Bayraklı için mutlaka fikirlerin bilimsel zemine oturtulması gerektiğini belirten Güçlü sözlerini şöyle sürdürdü: “Yapılacak çalışmalar sonucunda Bayraklı’ya kruvaziyer limanı için uygun sonuç çıkarsa orası çok güzel bir liman haline gelir. Ayrıca bu durum oraya da artı değer katar. Ulaşım noktalarına yakın olması da avantaj. Diğer yandan Alsancak limanı da modernize edilmeli. Böylece Bayraklı kruvaziyerlere, Alsancak’ta yük gemilerine hizmet verebilir.”

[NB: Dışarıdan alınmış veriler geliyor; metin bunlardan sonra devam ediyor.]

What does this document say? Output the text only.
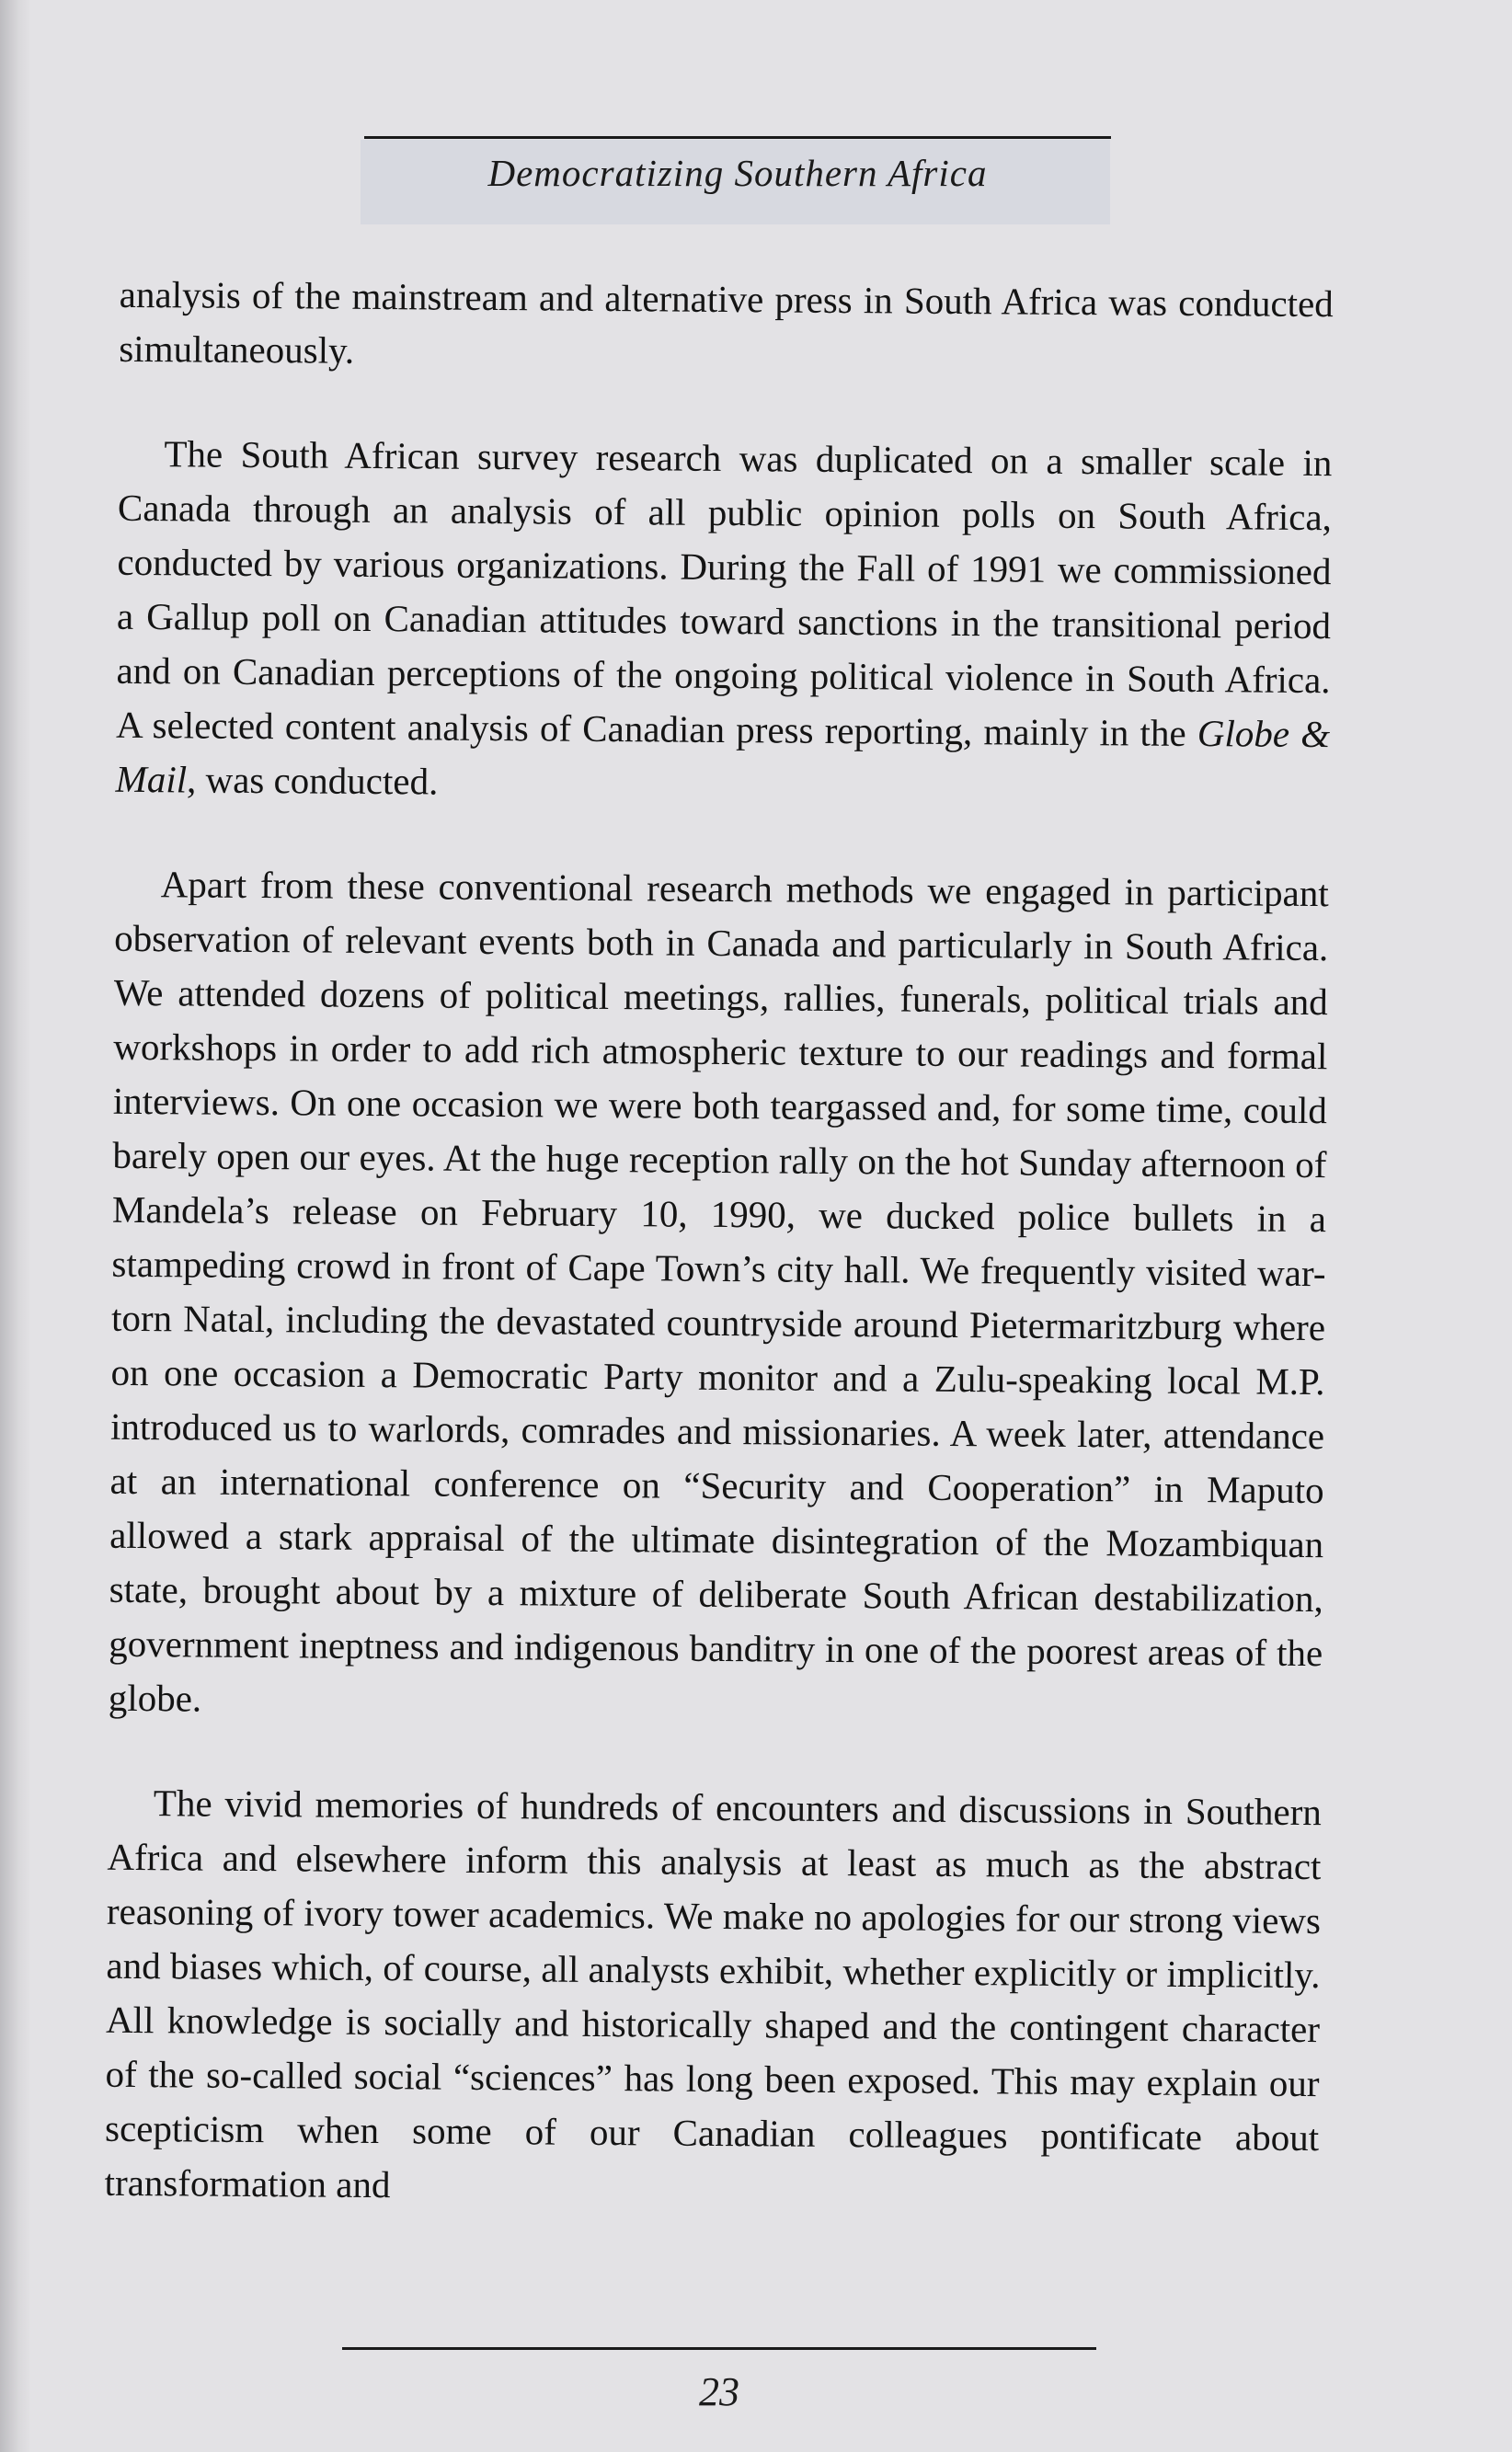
Democratizing Southern Africa

analysis of the mainstream and alternative press in South Africa was conducted simultaneously.

The South African survey research was duplicated on a smaller scale in Canada through an analysis of all public opinion polls on South Africa, conducted by various organizations. During the Fall of 1991 we commissioned a Gallup poll on Canadian attitudes toward sanctions in the transitional period and on Canadian perceptions of the ongoing political violence in South Africa. A selected content analysis of Canadian press reporting, mainly in the Globe & Mail, was conducted.

Apart from these conventional research methods we engaged in participant observation of relevant events both in Canada and particularly in South Africa. We attended dozens of political meetings, rallies, funerals, political trials and workshops in order to add rich atmospheric texture to our readings and formal interviews. On one occasion we were both teargassed and, for some time, could barely open our eyes. At the huge reception rally on the hot Sunday afternoon of Mandela’s release on February 10, 1990, we ducked police bullets in a stampeding crowd in front of Cape Town’s city hall. We frequently visited war-torn Natal, including the devastated countryside around Pietermaritzburg where on one occasion a Democratic Party monitor and a Zulu-speaking local M.P. introduced us to warlords, comrades and missionaries. A week later, attendance at an international conference on “Security and Cooperation” in Maputo allowed a stark appraisal of the ultimate disintegration of the Mozambiquan state, brought about by a mixture of deliberate South African destabilization, government ineptness and indigenous banditry in one of the poorest areas of the globe.

The vivid memories of hundreds of encounters and discussions in Southern Africa and elsewhere inform this analysis at least as much as the abstract reasoning of ivory tower academics. We make no apologies for our strong views and biases which, of course, all analysts exhibit, whether explicitly or implicitly. All knowledge is socially and historically shaped and the contingent character of the so-called social “sciences” has long been exposed. This may explain our scepticism when some of our Canadian colleagues pontificate about transformation and

23
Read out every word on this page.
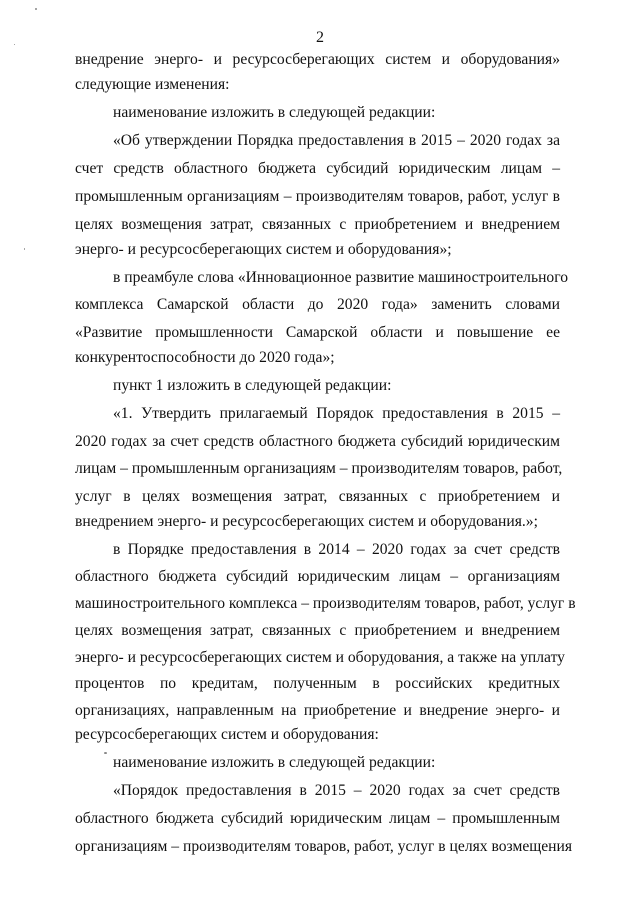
2
внедрение энерго- и ресурсосберегающих систем и оборудования»
следующие изменения:
наименование изложить в следующей редакции:
«Об утверждении Порядка предоставления в 2015 – 2020 годах за
счет средств областного бюджета субсидий юридическим лицам –
промышленным организациям – производителям товаров, работ, услуг в
целях возмещения затрат, связанных с приобретением и внедрением
энерго- и ресурсосберегающих систем и оборудования»;
в преамбуле слова «Инновационное развитие машиностроительного
комплекса Самарской области до 2020 года» заменить словами
«Развитие промышленности Самарской области и повышение ее
конкурентоспособности до 2020 года»;
пункт 1 изложить в следующей редакции:
«1. Утвердить прилагаемый Порядок предоставления в 2015 –
2020 годах за счет средств областного бюджета субсидий юридическим
лицам – промышленным организациям – производителям товаров, работ,
услуг в целях возмещения затрат, связанных с приобретением и
внедрением энерго- и ресурсосберегающих систем и оборудования.»;
в Порядке предоставления в 2014 – 2020 годах за счет средств
областного бюджета субсидий юридическим лицам – организациям
машиностроительного комплекса – производителям товаров, работ, услуг в
целях возмещения затрат, связанных с приобретением и внедрением
энерго- и ресурсосберегающих систем и оборудования, а также на уплату
процентов по кредитам, полученным в российских кредитных
организациях, направленным на приобретение и внедрение энерго- и
ресурсосберегающих систем и оборудования:
наименование изложить в следующей редакции:
«Порядок предоставления в 2015 – 2020 годах за счет средств
областного бюджета субсидий юридическим лицам – промышленным
организациям – производителям товаров, работ, услуг в целях возмещения
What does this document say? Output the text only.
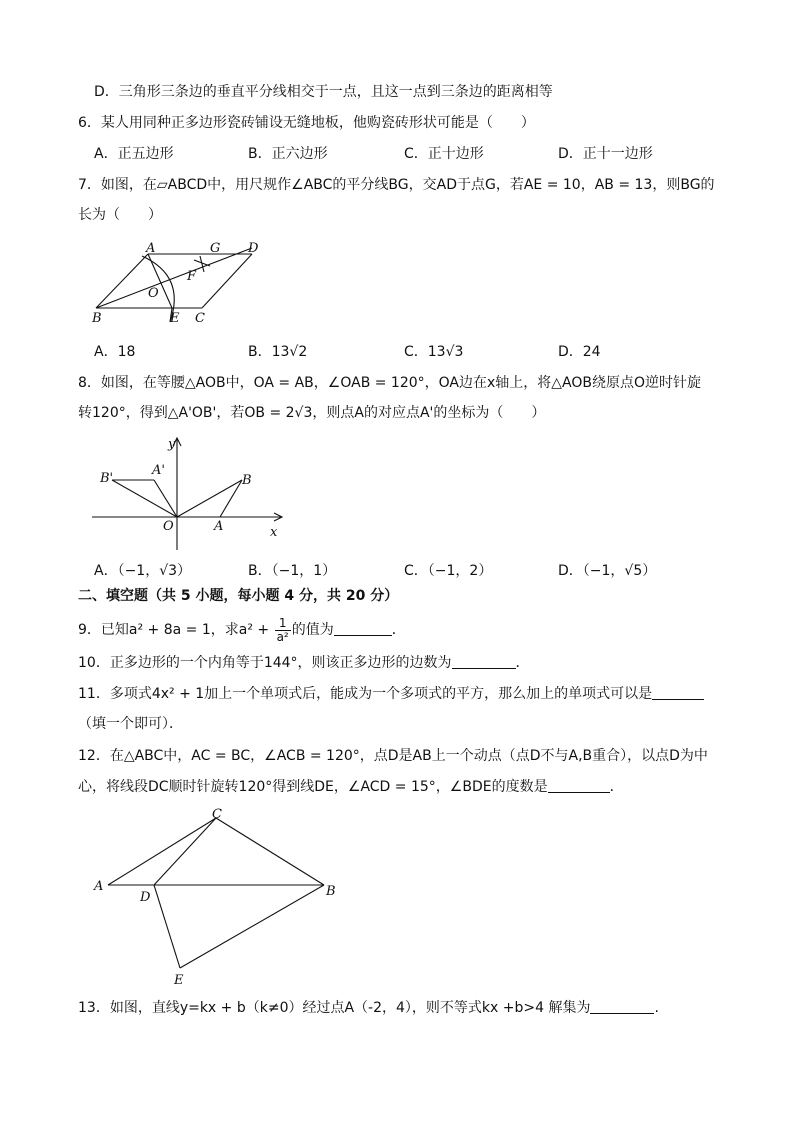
D．三角形三条边的垂直平分线相交于一点，且这一点到三条边的距离相等
6．某人用同种正多边形瓷砖铺设无缝地板，他购瓷砖形状可能是（　　）
A．正五边形	B．正六边形	C．正十边形	D．正十一边形
7．如图，在▱ABCD中，用尺规作∠ABC的平分线BG，交AD于点G，若AE = 10，AB = 13，则BG的
长为（　　）
A	G D
F
O
B	E C
A．18	B．13√2	C．13√3	D．24
8．如图，在等腰△AOB中，OA = AB，∠OAB = 120°，OA边在x轴上，将△AOB绕原点O逆时针旋
转120°，得到△A'OB'，若OB = 2√3，则点A的对应点A'的坐标为（　　）
y
x
B'
A'
B
O	A
A．（−1，√3）	B．（−1，1）	C．（−1，2）	D．（−1，√5）
二、填空题（共 5 小题，每小题 4 分，共 20 分）
9．已知a² + 8a = 1，求$a^2 + \frac{1}{\text{a²}}$ 的值为	．
10．正多边形的一个内角等于144°，则该正多边形的边数为	．
11．多项式4x² + 1加上一个单项式后，能成为一个多项式的平方，那么加上的单项式可以是
（填一个即可）．
12．在△ABC中，AC = BC，∠ACB = 120°，点D是AB上一个动点（点D不与A,B重合），以点D为中
心，将线段DC顺时针旋转120°得到线DE，∠ACD = 15°，∠BDE的度数是	．
C
A
D	B
E
13．如图，直线y=kx + b（k≠0）经过点A（-2，4），则不等式kx +b>4 解集为	.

Bölgede zaman zaman suni gündemlerin yaratıldığını hatırlatan Başkan Güçlü sözlerini şöyle sürdürdü: “İzmir artık kendi potansiyelini görmeli. Kenti hep hırpalama, yerin dibine batırma durumundan vazgeçilmeli. Başta tarım olmak üzere varlıklarımızın bilincinde olmalıyız. Biz kentin gerilediği yönündeki söylemleri de doğru bulmuyoruz. Ama daha da iyisi için enseyi karartmadan çalışacağız. Özellikle sağlık, tasarım ve teknoloji geliştirme serbest bölgeleri kurulmalı. Bu durum bölgemiz için büyük bir avantaj da sağlar çünkü yabancı yatırımcıyı çekersiniz. İstihdama da katkısı olur. İhtisaslaşmış alanlara yönelik olarak hizmet verecek bu bölgeler önceliği yabancılara verip, bölgenin kalkınmasına katkı koyar.”